Ce monde sans Qualité ressemblait étonnamment à un certain nombre de sociétés qu’il avait découvertes en lisant Le Meilleur des mondes d’Aldous Huxley et 1984 de George Orwell. Il se souvenait aussi de bien des gens qu’il avait connus, qui se seraient sentis parfaitement à l’aise dans un monde sans Qualité – ceux, par exemple, qui lui avaient conseillé d’arrêter de fumer. Plus d’une fois, on lui avait demandé comment il pouvait justifier rationnellement cette mauvaise habitude. Il ne le pouvait pas – et ses amis prenaient un air supérieur, comme s’il avait perdu la face. Il leur fallait des raisons, des plans, des solutions pour tout. Ils lui ressemblaient, en fait – et c’était eux qui l’attaquaient. Pendant longtemps, il chercha un mot pour les qualifier, pour mieux définir ce monde sans Qualité.
C’était un univers intellectuel, mais là n’était pas le fond du problème. Il s’agissait surtout d’une certaine façon de considérer les choses, qui supposait a priori qu’elles obéissaient aux lois de la raison. Le progrès de l’humanité passait par la découverte de telles lois, et leur application visait à la satisfaction des besoins de l’humanité. Cette conviction donnait sa cohérence à leur façon de penser. Phèdre revint néanmoins à son point de départ.
La morosité. Voilà le fond du problème. Quand on retire du monde la Qualité, on trouve un monde morose. L’absence de Qualité, c’est la morosité.
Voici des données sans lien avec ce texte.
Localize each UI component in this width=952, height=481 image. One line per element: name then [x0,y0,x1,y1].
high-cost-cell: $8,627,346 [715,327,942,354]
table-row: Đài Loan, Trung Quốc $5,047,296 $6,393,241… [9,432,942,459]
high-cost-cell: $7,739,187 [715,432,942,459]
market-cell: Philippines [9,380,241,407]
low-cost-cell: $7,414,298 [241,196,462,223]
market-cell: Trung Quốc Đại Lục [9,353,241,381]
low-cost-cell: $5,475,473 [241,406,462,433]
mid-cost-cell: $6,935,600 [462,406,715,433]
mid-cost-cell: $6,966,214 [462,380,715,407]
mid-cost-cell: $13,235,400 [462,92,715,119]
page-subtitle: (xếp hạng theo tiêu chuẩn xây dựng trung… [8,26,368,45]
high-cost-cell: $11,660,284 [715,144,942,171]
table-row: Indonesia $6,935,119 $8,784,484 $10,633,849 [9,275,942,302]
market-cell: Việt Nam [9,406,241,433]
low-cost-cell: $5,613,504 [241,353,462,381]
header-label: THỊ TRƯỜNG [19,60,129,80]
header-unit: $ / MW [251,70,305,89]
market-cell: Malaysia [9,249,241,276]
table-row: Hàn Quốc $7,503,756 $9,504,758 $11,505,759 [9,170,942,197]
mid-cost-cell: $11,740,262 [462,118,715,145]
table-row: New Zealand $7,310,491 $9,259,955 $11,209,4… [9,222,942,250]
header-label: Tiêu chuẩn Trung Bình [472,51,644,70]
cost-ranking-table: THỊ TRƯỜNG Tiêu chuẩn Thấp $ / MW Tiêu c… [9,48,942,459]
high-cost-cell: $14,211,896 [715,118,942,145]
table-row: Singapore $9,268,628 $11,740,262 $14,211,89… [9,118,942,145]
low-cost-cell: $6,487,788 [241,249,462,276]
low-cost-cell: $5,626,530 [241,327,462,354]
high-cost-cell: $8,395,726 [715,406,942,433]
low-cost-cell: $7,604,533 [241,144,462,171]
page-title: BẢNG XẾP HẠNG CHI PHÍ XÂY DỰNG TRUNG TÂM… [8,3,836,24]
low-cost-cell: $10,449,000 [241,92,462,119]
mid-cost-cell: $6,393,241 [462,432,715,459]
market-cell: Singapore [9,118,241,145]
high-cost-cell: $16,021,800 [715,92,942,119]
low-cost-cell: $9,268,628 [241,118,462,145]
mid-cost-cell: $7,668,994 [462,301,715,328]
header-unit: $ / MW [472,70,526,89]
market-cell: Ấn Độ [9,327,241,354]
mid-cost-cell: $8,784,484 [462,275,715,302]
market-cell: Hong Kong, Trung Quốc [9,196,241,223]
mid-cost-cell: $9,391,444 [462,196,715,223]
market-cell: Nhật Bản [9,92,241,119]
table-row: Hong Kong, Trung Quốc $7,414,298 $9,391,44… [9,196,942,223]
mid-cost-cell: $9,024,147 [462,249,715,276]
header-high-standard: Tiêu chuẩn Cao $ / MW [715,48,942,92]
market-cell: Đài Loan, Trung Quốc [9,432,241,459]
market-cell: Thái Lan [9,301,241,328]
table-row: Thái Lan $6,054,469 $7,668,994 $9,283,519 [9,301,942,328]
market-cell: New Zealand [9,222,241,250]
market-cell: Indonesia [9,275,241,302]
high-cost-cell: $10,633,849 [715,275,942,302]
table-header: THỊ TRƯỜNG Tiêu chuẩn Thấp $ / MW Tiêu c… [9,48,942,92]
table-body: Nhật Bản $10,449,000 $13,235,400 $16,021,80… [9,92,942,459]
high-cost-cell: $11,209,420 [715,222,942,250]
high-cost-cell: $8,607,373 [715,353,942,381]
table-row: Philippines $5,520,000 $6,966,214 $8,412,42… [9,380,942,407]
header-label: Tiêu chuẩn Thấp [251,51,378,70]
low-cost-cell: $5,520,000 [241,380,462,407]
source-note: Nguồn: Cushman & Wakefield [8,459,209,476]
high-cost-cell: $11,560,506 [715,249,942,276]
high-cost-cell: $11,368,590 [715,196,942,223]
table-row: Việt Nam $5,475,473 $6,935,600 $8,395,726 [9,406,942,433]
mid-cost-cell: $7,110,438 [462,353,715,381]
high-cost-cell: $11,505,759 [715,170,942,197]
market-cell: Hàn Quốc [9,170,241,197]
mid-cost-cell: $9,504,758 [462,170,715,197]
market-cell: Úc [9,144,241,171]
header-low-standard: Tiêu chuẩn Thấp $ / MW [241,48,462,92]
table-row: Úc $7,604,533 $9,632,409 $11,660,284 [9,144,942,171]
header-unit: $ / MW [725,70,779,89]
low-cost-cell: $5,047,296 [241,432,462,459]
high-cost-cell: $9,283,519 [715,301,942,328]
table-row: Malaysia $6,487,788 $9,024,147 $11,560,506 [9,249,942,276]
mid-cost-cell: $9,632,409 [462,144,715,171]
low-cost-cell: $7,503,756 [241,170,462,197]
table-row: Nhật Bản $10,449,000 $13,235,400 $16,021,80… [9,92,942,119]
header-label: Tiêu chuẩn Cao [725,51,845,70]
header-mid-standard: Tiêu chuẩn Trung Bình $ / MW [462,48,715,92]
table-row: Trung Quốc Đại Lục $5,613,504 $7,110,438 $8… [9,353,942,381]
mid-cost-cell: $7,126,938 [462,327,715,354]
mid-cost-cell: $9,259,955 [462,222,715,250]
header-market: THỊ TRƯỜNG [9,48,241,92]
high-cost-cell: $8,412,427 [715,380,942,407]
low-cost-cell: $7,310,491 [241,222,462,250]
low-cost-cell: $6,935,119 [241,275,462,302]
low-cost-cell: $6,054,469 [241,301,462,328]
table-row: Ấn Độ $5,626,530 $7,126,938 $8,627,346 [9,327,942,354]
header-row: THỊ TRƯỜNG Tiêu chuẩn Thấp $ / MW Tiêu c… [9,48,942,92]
C’est ce que disaient certains de ses amis, des artistes noirs avec qui il avait, une autre année, voyagé à travers les États-Unis. Ils se plaignaient toujours de cette absence de Qualité qui caractérise un certain mode de vie, ils rejetaient les discours et les théories des intellectuels. Il y avait entre lui et eux un malentendu permanent, parce que Phèdre représentait un exemple typique de tout ce qu’ils avaient décidé de refuser. Plus il essayait de leur faire préciser leur pensée, plus ils se faisaient vagues. Avec la découverte qu’il avait faite sur l’importance de la Qualité, il en arrivait à parler comme eux, de façon tout aussi imprécise. Et pourtant, ce dont il parlait, lui, était aussi clair et précis que le mieux défini des concepts rationnels qu’il ait jamais eu à étudier.
En fait, c’est de la Qualité qu’ils avaient parlé pendant tout le voyage.
— Oh ! vieux. Fais un effort pour piger, disaient-ils. Et arrête avec tes questions à dix dollars ! Si tu passes ton temps à te demander ce que c’est que la vie, tu n’auras jamais le temps de vivre.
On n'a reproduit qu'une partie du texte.